José Luiz Olivério, vice-presidente de operações da Dedini, contou em uma palestra dada no Seminário Internacional de Biocombustíveis, em Brasília, no dia 25 de abril deste ano, que a empresa está definindo os parâmetros de engenharia que serão utilizados para o dimensionamento de uma planta em escala industrial. Na ocasião, como exemplo do potencial da tecnologia, Olivério explicou que hoje, com um hectare de cana, são colhidas 80 toneladas de cana limpa, termo usado quando se desconta a palha. Essas 80 toneladas produzem, pelo processo convencional, 6.400 litros do bioetanol hidratado. Se a empresa passar a colher a cana integral, que inclui a palha hoje deixada no campo, a produção por hectare passa a ser de 96 toneladas. Além dos 6.400 litros de bioetanol hidratado produzido a partir do caldo resultante do processo convencional, a empresa poderá produzir mais 5.650 litros de bioetanol com o uso da tecnologia DHR para extração de mais açúcar do bagaço e a queima da palha para gerar energia que antes era produzida a partir do bagaço. Somam-se, assim, 12.050 litros produzidos por hectare, ou seja, dobra-se a produção se a tecnologia DHR for empregada e se a palha for usada para geração de energia para a usina.

Produto da hidrólise ácida não é álcool, mas água com açúcar

Paulo Soares acompanhou Inovação para explicar como funciona a unidade DHR. O bagaço é agrupado em montes tão grandes que, de longe, parecem dunas. A semelhança com a areia acaba quando se chega próximo deles. O bagaço é, na verdade, fibra, pequenos pedaços de cana que sobram depois de ela ser moída. Esse bagaço é transportado para cima em uma esteira, chegando à boca do reator, instalado em uma torre da planta experimental. Ao lado do reator, no fundo da torre, está instalado um sistema que prepara e dilui o ácido, que fica circulando dentro do equipamento. O líquido passa por um tanque onde é resfriado por redução brusca de pressão, processo necessário para interromper a reação química do ácido. Depois de passar por esse tanque, o líquido vai para a coluna de destilação. Nela é recuperado o solvente, que sai pela parte de cima da coluna e volta para o reator. Já a água, os açúcares e os produtos pesados saem pelo fundo. "Ao final do processo de hidrólise não temos álcool, mas açúcar e água, que serão levados para o processo normal de fermentação e destilação, ou seja, passam a ser integrados ao sistema convencional da usina", aponta.

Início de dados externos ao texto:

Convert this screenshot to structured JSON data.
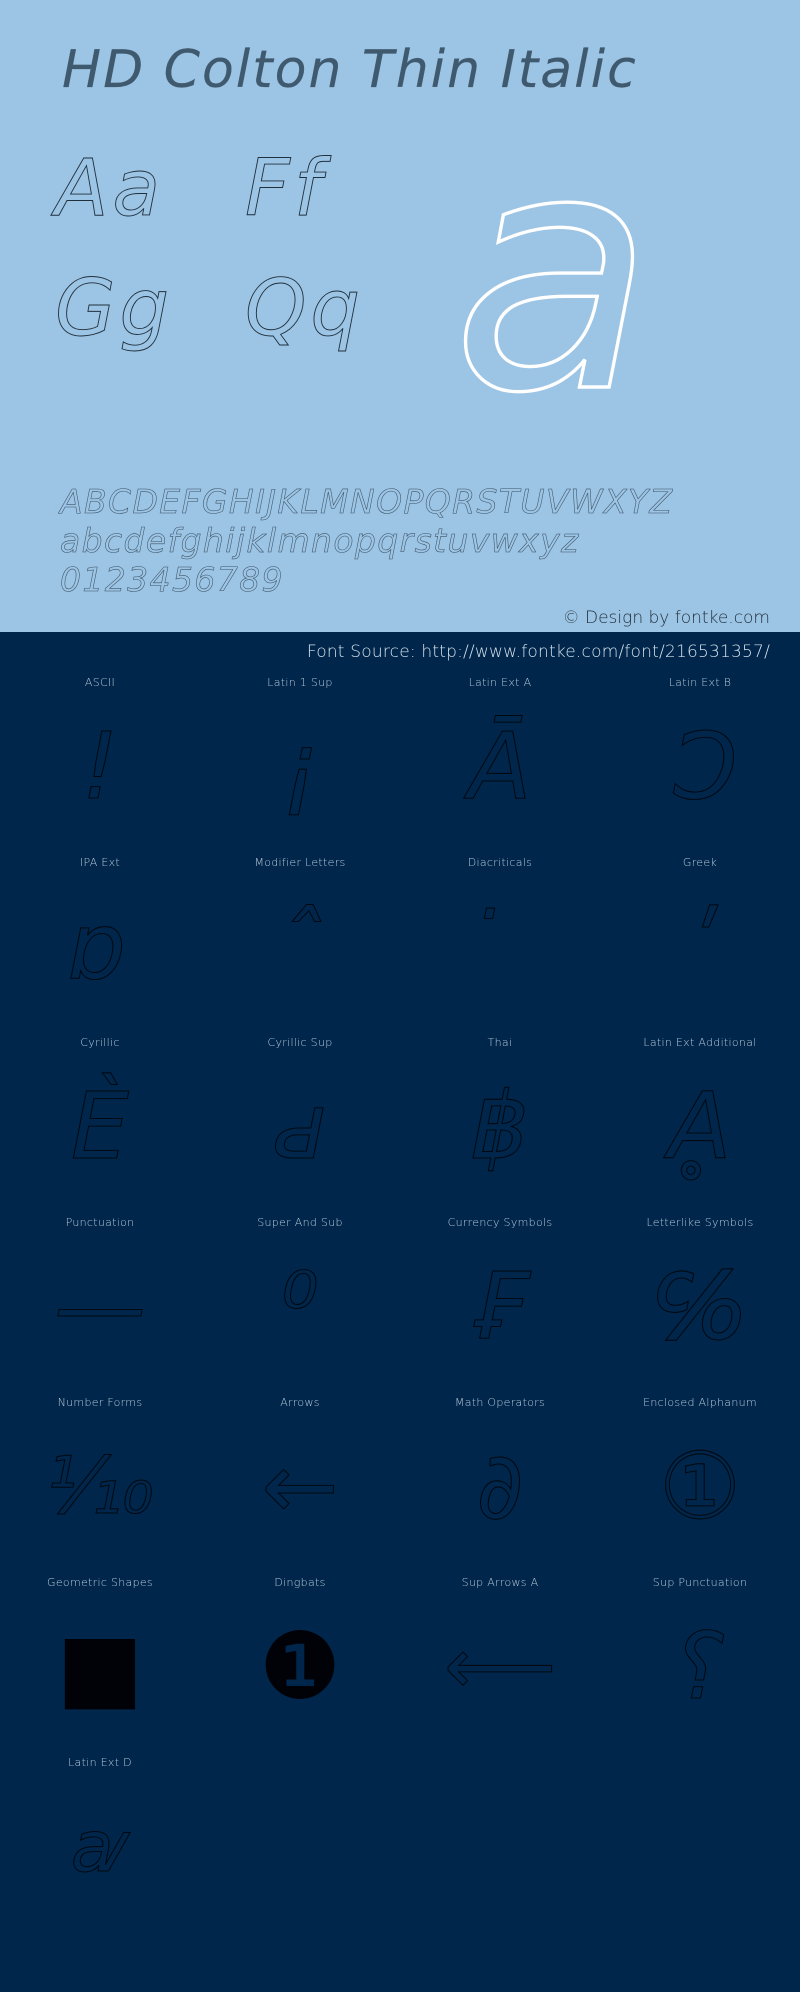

"Nosso processo tem uma característica especial: tudo é feito em um estágio. É rápido porque as reações ocorrem em menos de uma hora", afirma Soares. Na hidrólise enzimática, a outra rota tecnológica em investigação no Brasil e no exterior para viabilizar a produção de etanol celulósico, as reações — segundo o engenheiro — demoram mais de 72 horas. "A hidrólise enzimática é um processo para longo prazo, por isso a Dedini preferiu seguir a rota da hidrólise ácida", acrescenta. A hidrólise com processo organosolv começou a ser estudada pela Dedini em meados dos anos 1980. A iniciativa de trazer essa tecnologia para a empresa foi de Dovílio Ometto, presidente da Dedini Indústrias de Base.

O processo foi patenteado pela empresa em 1996. Desse ano até 2002 a companhia se preocupou em desenvolver e operar a tecnologia em uma pequena planta piloto, instalada na Copersucar. A partir de 2002, passou a trabalhar na unidade semi-industrial de Pirassununga. Além do Brasil, a tecnologia foi patenteada nos Estados Unidos, União Européia, Canadá, México, Rússia e Japão. O engenheiro não soube dizer quanto a empresa investiu no desenvolvimento da tecnologia, mas só da Fapesp a Dedini obteve R$ 1,7 milhão, no âmbito do programa Parceria para Inovação Tecnológica (PITE), e deu como contrapartida R$ 1,8 milhão, no período de 1º de fevereiro de 2002 a 30 de junho de 2003.

Trabalhou como parceiro no projeto o professor Carlos Eduardo Vaz Rossell, na época pesquisador do CTC, onde foi instalada a primeira unidade piloto. Pesquisador associado do Núcleo Interdisciplinar de Planejamento Energético (Nipe) da Unicamp, hoje Rossell atua como consultor da empresa. Em entrevista concedida a Inovação em julho deste ano, Rossell disse que essa tecnologia tem potencial para chegar ao mercado em cerca de dois anos.

Objetivo do negócio

A empresa entrou no projeto porque tem como intenção vender a tecnologia DHR para outras usinas, já que o foco de negócios da companhia é a venda de equipamentos para o setor de açúcar e álcool. Outra parte do grupo, a Dedini Agro, é responsável pela produção de açúcar e álcool, e sua sede é na Usina São Luís, onde está a planta semi-industrial em teste. A São Luís tem capacidade instalada de esmagamento de 13 mil toneladas por dia de cana-de-açúcar, pode produzir 28 mil sacas de 50 quilos de açúcar cristal e 400 mil litros de álcool anidro e hidratado, diariamente. Tudo isso gera uma produção de três a quatro mil toneladas de bagaço por dia, hoje queimado para gerar energia para a própria usina ou adicionado à vinhaça e usado como fertilizante.

"A planta DHR não foi concebida para operar sozinha, mas para ser integrada ao sistema convencional das usinas", destaca o engenheiro. Essa tecnologia será utilizada de forma complementar, como estratégia para aumentar a produção de álcool utilizando-se um resíduo industrial, que é o bagaço, algo interessante para quem não tem condições de aumentar a área de cultivo de cana, por exemplo. Atende, assim, à estratégia do setor de aproveitar todos os seus rejeitos. A vinhaça, por exemplo, é usada como fertilizante, e o bagaço como fonte de energia para a usina. Há pesquisas para aproveitamento da palha, que fica no campo na colheita e hoje é queimada, na geração de energia, liberando assim mais bagaço para produção de álcool.

Além disso, a tecnologia DHR segue a tendência das usinas de açúcar e álcool de se transformar em empresas produtoras de energia e alimento. "A Dedini pretende, em dois anos, gerar energia para seu próprio consumo e ainda vender para as concessionárias", conta. Soares afirma ainda que não conhece nenhuma experiência semelhante em hidrólise ácida como a da Dedini. "Há em outros países iniciativas parecidas, mas não na escala em que estamos", conclui. (J.S.)